Mevlut Casusoglu also blamed their apparent support for a Kurdish terror group for his government’s resistance.
Liz Truss, the Foreign Secretary, warned Ankara that it risked handing Putin a major victory by opposing the expected Nato expansion from 30 members to 32.
She argued that the two Nordic nations must be integrated into the US-led military alliance “as quickly as possible should they choose to join”.
“Nato’s open-door policy is essential and if Finland and Sweden decide to apply to join it is clear that they would strengthen the alliance and European security as a whole,” she added.
Diplomats said US concessions, such as agreeing to send F-16 fighter jets to Ankara, could also allow Turkey to climb down.
Turkey was banned by Washington from purchasing the US-made F-35 fighter jets in 2019 after Ankara bought Russian S-400 anti-aircraft missile systems from Moscow.
Antony Blinken, the US secretary of state, said he was confident that Turkey’s opposition could be overcome. He said he had held separate talks with his Turkish counterpart.
“I don’t want to characterise the specific conversation that we had either with the foreign minister or within the Nato session themselves,” he told reporters. “But I can say this much: I heard almost across the board, very strong support [for Sweden and Finland] joining the alliance.”
Mr Stoltenberg said: “Turkey has made it clear that its intention is not to block membership.”
The Nato chief told reporters he was “confident that we will be able to address the concerns that Turkey has expressed in a way that doesn’t delay the membership or the accession process”.
Annalena Baerbock, Germany’s foreign minister, called for allies to not hold up Sweden and Finland’s membership talks. “There should be no grey zone,” she said. “If those countries are deciding to join, they can join very quickly.”
Mr Niinisto said he was “confused” after Recep Tayyip Erdogan, Turkey’s president, announced last week that he was “not positive” about the prospect of Finland and Sweden joining Nato.
The Turkish leader accused the Nordic states of supporting the Kurdistan Workers’ party, classified as a terrorist group by Ankara, the US and the EU.

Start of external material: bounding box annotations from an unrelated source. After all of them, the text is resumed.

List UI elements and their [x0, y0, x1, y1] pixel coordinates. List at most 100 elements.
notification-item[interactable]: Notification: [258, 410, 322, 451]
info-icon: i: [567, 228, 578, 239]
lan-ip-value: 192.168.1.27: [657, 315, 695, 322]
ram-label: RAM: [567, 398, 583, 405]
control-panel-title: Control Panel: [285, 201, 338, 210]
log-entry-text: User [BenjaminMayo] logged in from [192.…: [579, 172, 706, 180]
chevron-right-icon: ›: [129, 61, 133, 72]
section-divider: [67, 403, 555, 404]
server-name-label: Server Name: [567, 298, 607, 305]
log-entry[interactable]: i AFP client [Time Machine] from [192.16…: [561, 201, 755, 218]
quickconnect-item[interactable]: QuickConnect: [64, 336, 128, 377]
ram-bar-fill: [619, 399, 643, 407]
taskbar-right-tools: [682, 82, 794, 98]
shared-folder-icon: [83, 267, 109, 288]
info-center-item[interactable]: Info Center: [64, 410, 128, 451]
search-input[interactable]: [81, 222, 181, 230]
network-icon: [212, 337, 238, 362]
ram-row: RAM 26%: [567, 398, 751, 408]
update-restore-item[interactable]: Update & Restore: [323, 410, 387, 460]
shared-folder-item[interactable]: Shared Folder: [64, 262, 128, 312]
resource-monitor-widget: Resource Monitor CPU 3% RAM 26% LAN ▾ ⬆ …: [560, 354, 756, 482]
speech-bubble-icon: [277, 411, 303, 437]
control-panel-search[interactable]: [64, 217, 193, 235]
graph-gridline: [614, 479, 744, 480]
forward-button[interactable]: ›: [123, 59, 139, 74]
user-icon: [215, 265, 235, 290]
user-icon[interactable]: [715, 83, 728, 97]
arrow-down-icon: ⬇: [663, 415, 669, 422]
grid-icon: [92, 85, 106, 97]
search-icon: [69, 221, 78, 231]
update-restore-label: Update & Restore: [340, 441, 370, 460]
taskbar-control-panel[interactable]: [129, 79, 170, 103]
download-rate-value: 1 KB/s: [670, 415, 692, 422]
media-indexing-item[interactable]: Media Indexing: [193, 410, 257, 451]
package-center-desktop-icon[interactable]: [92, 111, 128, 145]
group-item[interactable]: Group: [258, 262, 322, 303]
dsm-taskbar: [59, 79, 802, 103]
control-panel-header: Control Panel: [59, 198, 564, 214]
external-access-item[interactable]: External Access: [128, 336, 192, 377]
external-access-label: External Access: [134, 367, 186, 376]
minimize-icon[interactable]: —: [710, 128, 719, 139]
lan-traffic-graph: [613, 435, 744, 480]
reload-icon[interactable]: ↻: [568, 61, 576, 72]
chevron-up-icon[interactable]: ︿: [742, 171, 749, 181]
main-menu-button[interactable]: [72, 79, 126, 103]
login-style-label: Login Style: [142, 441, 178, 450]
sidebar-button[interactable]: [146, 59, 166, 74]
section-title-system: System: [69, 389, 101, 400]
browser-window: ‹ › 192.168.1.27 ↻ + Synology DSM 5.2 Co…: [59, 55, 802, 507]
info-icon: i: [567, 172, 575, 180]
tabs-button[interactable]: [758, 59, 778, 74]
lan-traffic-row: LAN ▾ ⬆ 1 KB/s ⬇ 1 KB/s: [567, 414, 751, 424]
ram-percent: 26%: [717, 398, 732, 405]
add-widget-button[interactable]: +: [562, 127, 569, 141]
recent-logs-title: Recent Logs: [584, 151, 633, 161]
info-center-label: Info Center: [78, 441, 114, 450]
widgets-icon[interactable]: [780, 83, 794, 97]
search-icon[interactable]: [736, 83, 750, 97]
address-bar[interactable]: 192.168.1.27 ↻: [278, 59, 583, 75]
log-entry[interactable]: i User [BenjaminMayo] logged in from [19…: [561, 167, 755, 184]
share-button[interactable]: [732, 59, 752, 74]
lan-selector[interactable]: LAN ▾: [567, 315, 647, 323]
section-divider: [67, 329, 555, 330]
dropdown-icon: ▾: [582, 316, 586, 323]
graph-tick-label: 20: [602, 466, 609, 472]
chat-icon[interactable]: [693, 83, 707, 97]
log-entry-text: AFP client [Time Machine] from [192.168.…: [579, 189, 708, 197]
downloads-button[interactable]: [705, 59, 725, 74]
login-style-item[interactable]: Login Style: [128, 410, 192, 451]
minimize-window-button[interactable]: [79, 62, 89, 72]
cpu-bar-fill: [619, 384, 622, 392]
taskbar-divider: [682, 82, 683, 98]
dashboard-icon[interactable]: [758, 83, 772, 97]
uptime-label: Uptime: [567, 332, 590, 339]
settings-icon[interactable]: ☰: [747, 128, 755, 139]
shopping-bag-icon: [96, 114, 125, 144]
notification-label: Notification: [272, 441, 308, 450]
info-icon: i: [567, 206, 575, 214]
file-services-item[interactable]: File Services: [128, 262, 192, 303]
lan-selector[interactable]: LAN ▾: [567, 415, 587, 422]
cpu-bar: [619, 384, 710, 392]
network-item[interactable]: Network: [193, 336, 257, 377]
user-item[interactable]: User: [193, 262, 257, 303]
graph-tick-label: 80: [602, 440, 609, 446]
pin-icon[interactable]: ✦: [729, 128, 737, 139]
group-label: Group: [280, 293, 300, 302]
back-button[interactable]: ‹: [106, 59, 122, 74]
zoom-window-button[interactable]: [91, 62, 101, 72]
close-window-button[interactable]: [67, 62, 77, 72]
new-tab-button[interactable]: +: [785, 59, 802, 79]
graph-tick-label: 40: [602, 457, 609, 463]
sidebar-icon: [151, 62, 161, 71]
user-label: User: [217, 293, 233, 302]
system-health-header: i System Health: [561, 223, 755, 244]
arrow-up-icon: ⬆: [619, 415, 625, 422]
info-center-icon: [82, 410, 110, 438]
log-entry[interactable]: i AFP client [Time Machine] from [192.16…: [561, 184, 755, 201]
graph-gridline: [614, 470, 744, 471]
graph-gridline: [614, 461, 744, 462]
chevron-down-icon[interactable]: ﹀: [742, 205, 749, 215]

Despite Ankara’s opposition, Nato officials believe the Scandinavian countries will be confirmed as official “invitees” before the alliance’s leadership summit in Madrid at the end of June.
At the meeting, the alliance will discuss its next package of support for Ukraine in its war against Russia, which Mr Stoltenberg believes Kyiv can win.
“Russia’s war in Ukraine is not going as Moscow had planned. They failed to take Kyiv,” he said. “They are pulling back from Kharkiv and their major offensive in Donbas has stalled.”
Nato’s leaders are expected to agree to help Ukraine’s army into a Nato-standard military through training and further weapons deliveries.